Author: Bridget Kessler
Published in: Home Educator Quarterly
Published on: Mar. 23, 2018
Updated on: Oct. 15, 2020
No matter what abilities our children do or don’t possess, parents stubbornly believe that their children are full of potential. It is that belief, not a degree or particular skill, that makes a great educator. With firm guidance and a “can do” attitude, students thrive. What students need most is someone to believe in their potential so strongly that they begin to believe it themselves.

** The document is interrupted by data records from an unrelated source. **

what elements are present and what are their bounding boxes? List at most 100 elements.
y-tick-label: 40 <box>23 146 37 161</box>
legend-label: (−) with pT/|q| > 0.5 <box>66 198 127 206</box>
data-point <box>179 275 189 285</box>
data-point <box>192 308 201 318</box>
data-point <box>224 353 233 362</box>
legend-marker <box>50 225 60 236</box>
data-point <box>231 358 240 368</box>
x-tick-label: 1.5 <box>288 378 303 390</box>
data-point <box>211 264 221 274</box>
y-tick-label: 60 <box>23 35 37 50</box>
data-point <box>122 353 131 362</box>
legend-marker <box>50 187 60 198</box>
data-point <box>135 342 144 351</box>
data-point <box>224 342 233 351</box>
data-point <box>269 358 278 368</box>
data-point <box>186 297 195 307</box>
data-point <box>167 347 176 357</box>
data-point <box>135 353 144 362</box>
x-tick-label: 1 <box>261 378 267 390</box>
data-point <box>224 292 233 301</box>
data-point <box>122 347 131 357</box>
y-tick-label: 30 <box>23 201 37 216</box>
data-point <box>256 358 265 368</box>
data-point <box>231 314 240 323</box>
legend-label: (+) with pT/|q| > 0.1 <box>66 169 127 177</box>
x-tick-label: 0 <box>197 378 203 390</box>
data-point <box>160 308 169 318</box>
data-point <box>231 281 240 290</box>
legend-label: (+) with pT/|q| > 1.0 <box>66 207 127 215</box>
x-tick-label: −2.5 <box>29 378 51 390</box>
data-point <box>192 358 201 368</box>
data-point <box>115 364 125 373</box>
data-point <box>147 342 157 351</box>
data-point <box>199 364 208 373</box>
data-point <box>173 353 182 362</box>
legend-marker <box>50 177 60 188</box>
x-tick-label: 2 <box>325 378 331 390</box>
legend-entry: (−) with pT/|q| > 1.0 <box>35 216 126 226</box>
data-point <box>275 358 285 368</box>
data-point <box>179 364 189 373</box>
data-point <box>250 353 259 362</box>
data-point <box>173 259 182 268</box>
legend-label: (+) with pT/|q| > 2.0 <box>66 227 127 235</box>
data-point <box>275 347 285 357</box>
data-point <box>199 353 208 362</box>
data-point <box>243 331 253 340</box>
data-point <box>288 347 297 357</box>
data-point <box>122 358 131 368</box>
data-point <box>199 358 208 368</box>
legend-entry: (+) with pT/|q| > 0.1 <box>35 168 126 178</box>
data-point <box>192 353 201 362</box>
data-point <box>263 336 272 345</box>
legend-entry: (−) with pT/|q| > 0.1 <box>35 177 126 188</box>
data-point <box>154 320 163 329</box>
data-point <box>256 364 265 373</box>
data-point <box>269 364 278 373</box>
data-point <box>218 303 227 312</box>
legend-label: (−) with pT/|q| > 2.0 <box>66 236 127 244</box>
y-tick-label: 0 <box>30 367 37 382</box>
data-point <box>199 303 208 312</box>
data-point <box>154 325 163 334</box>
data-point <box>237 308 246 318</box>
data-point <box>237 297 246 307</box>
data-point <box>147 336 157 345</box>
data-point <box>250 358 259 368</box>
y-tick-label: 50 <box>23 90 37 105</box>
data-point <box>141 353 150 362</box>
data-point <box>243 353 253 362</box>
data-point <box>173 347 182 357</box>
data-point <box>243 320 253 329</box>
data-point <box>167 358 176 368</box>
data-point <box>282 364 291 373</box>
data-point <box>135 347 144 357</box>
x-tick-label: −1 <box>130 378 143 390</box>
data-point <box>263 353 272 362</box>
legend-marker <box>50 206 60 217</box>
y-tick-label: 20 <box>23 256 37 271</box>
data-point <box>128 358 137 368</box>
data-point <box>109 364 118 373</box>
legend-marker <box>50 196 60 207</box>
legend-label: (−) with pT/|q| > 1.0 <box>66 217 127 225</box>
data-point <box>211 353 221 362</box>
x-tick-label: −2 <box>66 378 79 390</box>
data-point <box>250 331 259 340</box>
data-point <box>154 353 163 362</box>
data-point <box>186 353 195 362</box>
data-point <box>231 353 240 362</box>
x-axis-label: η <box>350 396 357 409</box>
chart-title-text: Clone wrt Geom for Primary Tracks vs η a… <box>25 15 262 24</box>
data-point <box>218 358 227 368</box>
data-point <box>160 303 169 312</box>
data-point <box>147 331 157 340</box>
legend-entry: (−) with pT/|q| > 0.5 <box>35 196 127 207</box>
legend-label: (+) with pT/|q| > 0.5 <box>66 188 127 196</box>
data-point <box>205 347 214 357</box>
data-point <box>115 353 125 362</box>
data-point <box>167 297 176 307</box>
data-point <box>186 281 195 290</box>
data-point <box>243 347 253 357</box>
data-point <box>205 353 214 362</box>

I found this to be true of our youngest son, whom we adopted when he was twenty-one months old. During his first year with us, we realized he had some developmental delays. He rarely put more than two words together, and his favorite phrase was “I can’t.” As I observed him at therapy, I noticed an unsettling trend. Therapists who did not give in to his protests saw some progress. Those that always gave in … saw none.

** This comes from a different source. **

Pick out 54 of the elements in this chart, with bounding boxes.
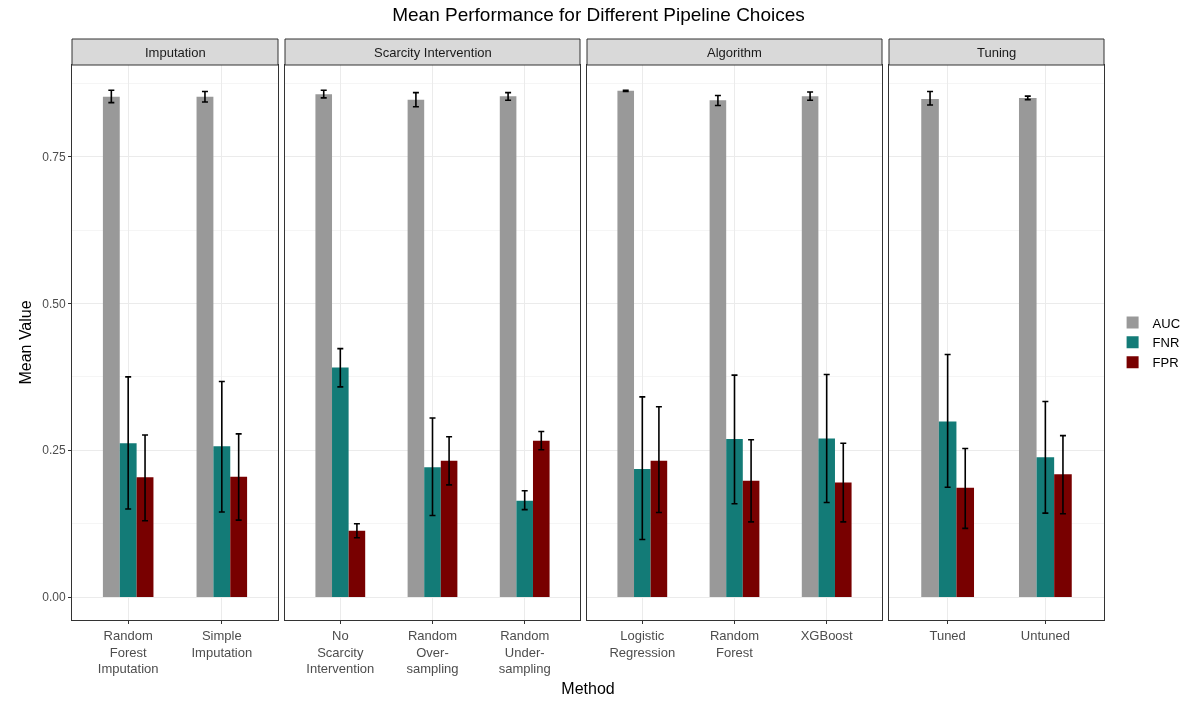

Observing these professionals, I eventually learned the art of knowing when I should accommodate and when I should push a little harder. Some things for my son were genuinely difficult due to his small size and delays, but often, the problem was his unwillingness to try or to believe he could accomplish a task.

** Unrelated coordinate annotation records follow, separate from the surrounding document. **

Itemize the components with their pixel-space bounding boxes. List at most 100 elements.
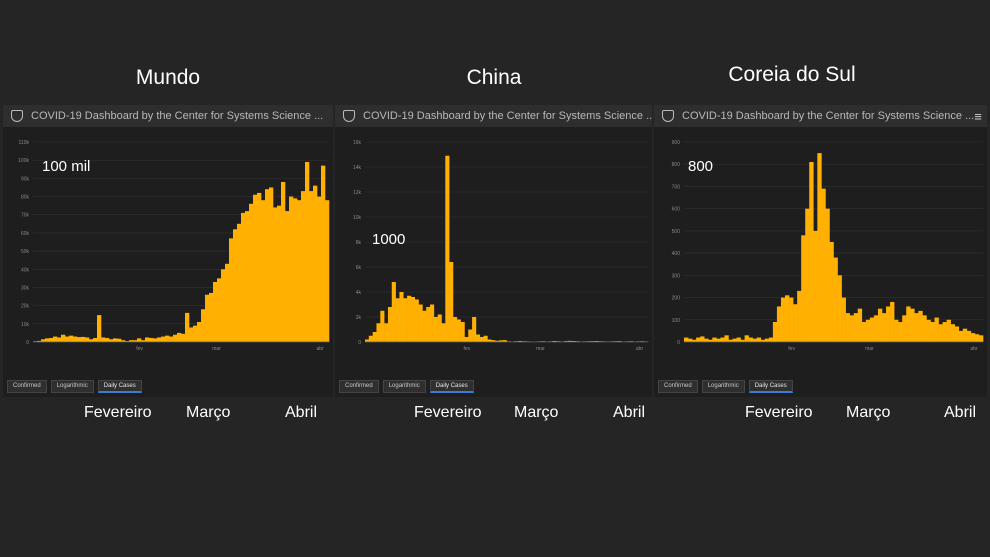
bar — [391, 282, 396, 342]
month-label-fevereiro: Fevereiro — [414, 404, 482, 421]
tab-confirmed[interactable]: Confirmed — [339, 380, 379, 393]
bar — [277, 205, 282, 342]
chart-tabs: Confirmed Logarithmic Daily Cases — [658, 380, 793, 393]
bar — [793, 304, 798, 342]
dashboard-title: COVID-19 Dashboard by the Center for Sys… — [31, 110, 324, 122]
bar — [281, 182, 286, 342]
chart-tabs: Confirmed Logarithmic Daily Cases — [339, 380, 474, 393]
y-tick-label: 60k — [21, 231, 30, 237]
bar — [297, 200, 302, 342]
y-tick-label: 300 — [672, 273, 681, 279]
bar — [149, 338, 154, 342]
bar — [684, 337, 689, 342]
bar — [384, 323, 389, 342]
bar — [121, 340, 126, 342]
bar — [479, 337, 484, 342]
chart-tabs: Confirmed Logarithmic Daily Cases — [7, 380, 142, 393]
bar — [53, 336, 58, 342]
bar — [213, 282, 218, 342]
tab-logarithmic[interactable]: Logarithmic — [382, 380, 426, 393]
bar — [57, 337, 62, 342]
tab-confirmed[interactable]: Confirmed — [7, 380, 47, 393]
bar — [805, 208, 810, 342]
bar — [700, 336, 705, 342]
annotation-coreia-do-sul: 800 — [688, 158, 714, 175]
bar — [257, 192, 262, 342]
y-tick-label: 20k — [21, 304, 30, 310]
x-tick-label: mar — [536, 346, 545, 352]
bar — [853, 313, 859, 342]
bar — [974, 334, 980, 342]
tab-logarithmic[interactable]: Logarithmic — [701, 380, 745, 393]
x-tick-label: abr — [636, 346, 644, 352]
y-tick-label: 200 — [672, 296, 681, 302]
bar — [61, 334, 66, 342]
bar — [813, 230, 818, 342]
bar — [129, 340, 134, 342]
bar — [372, 332, 377, 342]
title-coreia-do-sul: Coreia do Sul — [728, 63, 856, 86]
bar — [736, 337, 741, 342]
tab-daily-cases[interactable]: Daily Cases — [97, 380, 142, 393]
bar — [430, 304, 435, 342]
bar — [141, 340, 146, 342]
month-label-marco: Março — [514, 404, 559, 421]
bar — [145, 337, 150, 342]
bar — [517, 341, 523, 342]
tab-daily-cases[interactable]: Daily Cases — [429, 380, 474, 393]
bar — [970, 333, 976, 342]
dashboard-title: COVID-19 Dashboard by the Center for Sys… — [363, 110, 652, 122]
panel-header: COVID-19 Dashboard by the Center for Sys… — [3, 105, 333, 127]
panel-header: COVID-19 Dashboard by the Center for Sys… — [335, 105, 652, 127]
bar — [728, 339, 733, 342]
y-tick-label: 800 — [672, 162, 681, 168]
menu-icon[interactable]: ≡ — [974, 108, 982, 124]
panel-coreia-do-sul: COVID-19 Dashboard by the Center for Sys… — [654, 105, 987, 397]
y-tick-label: 0 — [26, 340, 29, 346]
bar — [165, 335, 170, 342]
y-tick-label: 70k — [21, 213, 30, 219]
tab-logarithmic[interactable]: Logarithmic — [50, 380, 94, 393]
bar — [934, 317, 939, 342]
x-tick-label: mar — [865, 346, 874, 352]
bar — [869, 317, 875, 342]
x-tick-label: fev — [136, 346, 143, 352]
bar — [169, 336, 174, 342]
bar — [918, 310, 923, 342]
tab-daily-cases[interactable]: Daily Cases — [748, 380, 793, 393]
bar — [137, 338, 142, 342]
bar — [376, 323, 381, 342]
bar — [472, 317, 477, 342]
bar — [45, 338, 50, 342]
x-tick-label: abr — [317, 346, 325, 352]
y-tick-label: 600 — [672, 207, 681, 213]
bar — [325, 200, 330, 342]
bar — [437, 314, 442, 342]
tab-confirmed[interactable]: Confirmed — [658, 380, 698, 393]
chart-china: 0 2k 4k 6k 8k 10k 12k 14k 16k fev mar abr — [353, 140, 649, 352]
bar — [873, 315, 879, 342]
bar — [910, 308, 915, 342]
y-tick-label: 90k — [21, 176, 30, 182]
y-tick-label: 40k — [21, 267, 30, 273]
bar — [817, 153, 822, 342]
bar — [380, 310, 385, 342]
bar — [881, 313, 887, 342]
bar — [845, 313, 850, 342]
y-tick-label: 900 — [672, 140, 681, 146]
chart-coreia-do-sul: 0 100 200 300 400 500 600 700 800 900 fev mar abr — [672, 140, 984, 352]
bar — [938, 324, 943, 342]
y-tick-label: 400 — [672, 251, 681, 257]
bar — [776, 306, 782, 342]
bar — [368, 335, 373, 342]
bar — [865, 319, 871, 342]
bar — [253, 194, 258, 342]
bar — [708, 339, 713, 342]
y-tick-label: 12k — [353, 190, 362, 196]
bar — [265, 189, 270, 342]
bar — [764, 338, 770, 342]
y-tick-label: 16k — [353, 140, 362, 146]
bar — [309, 191, 314, 342]
bar — [399, 292, 404, 342]
bar — [475, 334, 481, 342]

With the underlying assumption that thoughts determine our emotions and emotions drive our actions, we decided to ban the phrase, “I can’t,” permanently. It became a curse word in our home. In its place, we offered more optimistic phrases like “I need help” or “I need practice.” The change seemed small; however, something clicked. Although it didn’t erase challenges, it made a crucial change in the way our son responded to them. Eventually, he was making progress by leaps and bounds.
But, the changes didn’t occur in him alone. If I didn’t want him to say, “I can’t,” I had to stop saying it, too. I found myself asking, “Why not give it a shot?” Over the years, that paid off. My fourteen-year-old began racking up college credits. My eleven-year-old’s creativity with Legos led to opportunities for him to study web design and robotics. When we learned a disability was to blame for another son’s disdain of reading, I began a dogged pursuit of the one book that might ignite a passion for reading. I secretly cried the first time that son begged to stay up late to finish “just one more chapter.” It was a joy to see the conversion in my family.
Recently, someone said of my youngest son, “He’s the most confident kid. You’ve done well.” I assured her it was he who had learned to be an overcomer, and in the process, he may have taught us all.
When we strike “can’t” from our vocabulary, we achieve success. That is true of students and of parents, who are charged with the monumental task of giving our kids the best education possible. We may need practice. We may need help. But we can! We absolutely can.